Juan Ortega deja su firma en una gigantesca corrida en Las Ventas

Juan Ortega deja su firma en una gigantesca corrida en Las Ventas

Toros vacíos y grandones de Martín Lorca en la festividad de La Paloma

El diestro sevillano Juan Ortega firmó los pasajes de la gigantesca y vacía corrida que echó hoy la ganadería Martín Lorca en el tradicional festejo de la Virgen de la Paloma en Las Ventas, una tarde en la que pudo haber tocado pelo de no ser por su mala espada.

Fue en el tercero, primero de su lote, un toro voluminoso pero sujeto con alfileres, ora por su propia y floja condición, ora también porque es un milagro que toros con estampa logren embestir por derecho.

Pero el caso es que Ortega logró extraer más de lo que tenía dentro el astado, al que toreó con empaque y mucha prestancia. Muy reposado también, primero a derechas, por donde dejó pasajes de buena firma, y después al natural, con dos muletazos profundos y enroscados que hicieron rugir al aficionado madrileño.

Y qué decir de los adornos y remates entre series, especialmente un par de trincheras y los pases de pecho de pitón a rabo. Tenía la oreja cortada, pero la espada una vez más volvió a atragantársele, haaciendo que se esfumara la posibilidad de pasear una oreja que se había trabajado por actitud y buen toreo.

El sexto, en cambio, fue un toro muy manso y con genio, a contra estilo de lo que necesita este torero sevillano, que esta vez pasó sin pena ni gloria ante semejante "regalo".

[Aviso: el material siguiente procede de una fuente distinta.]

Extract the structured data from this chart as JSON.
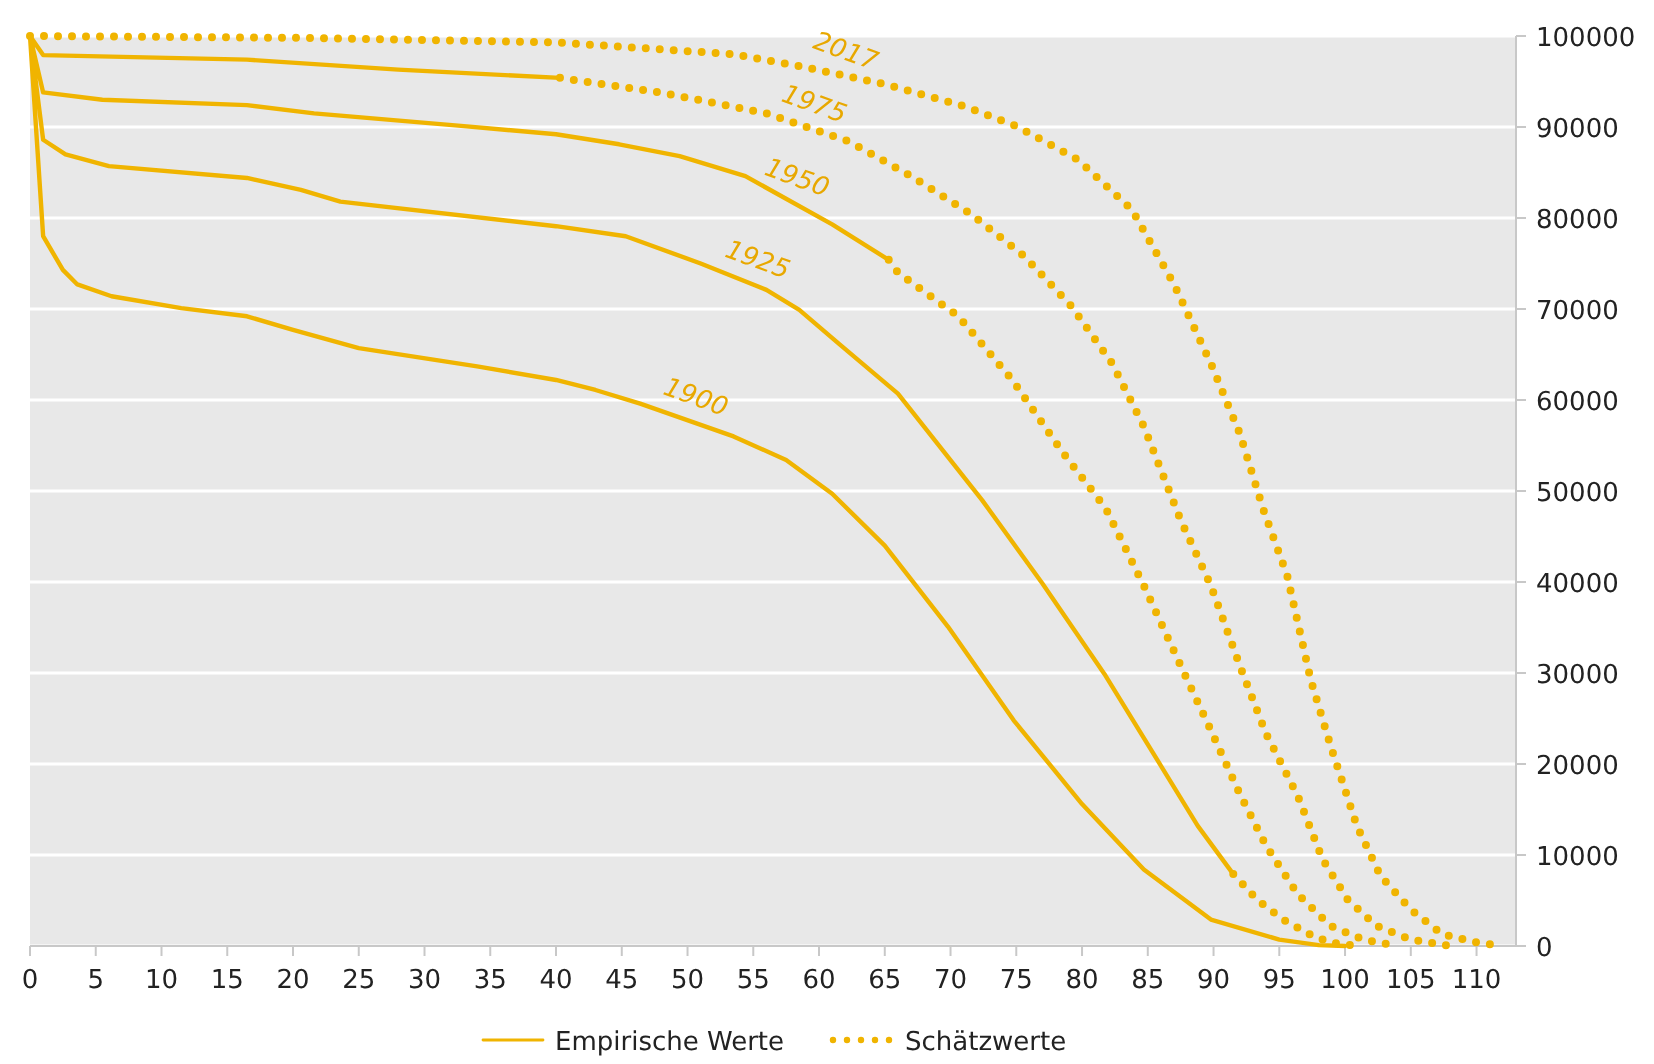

Robleño, que fue ovacionado por la afición al romperse el paseíllo, brindó al cielo una primera faena en la que tuvo que remangarse ante un toro muy basto y que no pasaba en los engaños. El madrileño quiso mucho con él en una faena de poco contenido artístico por la nula condición del de Martín Lorca, pero que tuvo su aquel por la generosidad y tremendo esfuerzo del matador.

El cuarto fue un toro que engañó a todos, pues después de galopar en los primeros tercios, sin embargo, se vino abajo enseguida en la muleta, frenándose y costándole también un mundo pasar. Porfió mucho Robleño otra vez con él tratando de justificarse por el derecho en otra labor de escaso eco en los tendidos.

Ritter brindó al doctor Padrós su faena al primero de su lote, un toro que se negó también a embestir y con el que el colombiano llevó a cabo un quiero y no puedo, atacando mucho el torero, pero sin respuesta por parte del animal.

Con el quinto fue un toro cuya lámina evocó a otra época -y no taurina- por astifino, cornivuelto y de gigantescas hechuras. Luego es verdad que dentro de su blandura no tuvo mal aire, y con él se vio a un Ritter demasiado ansioso y aturullado.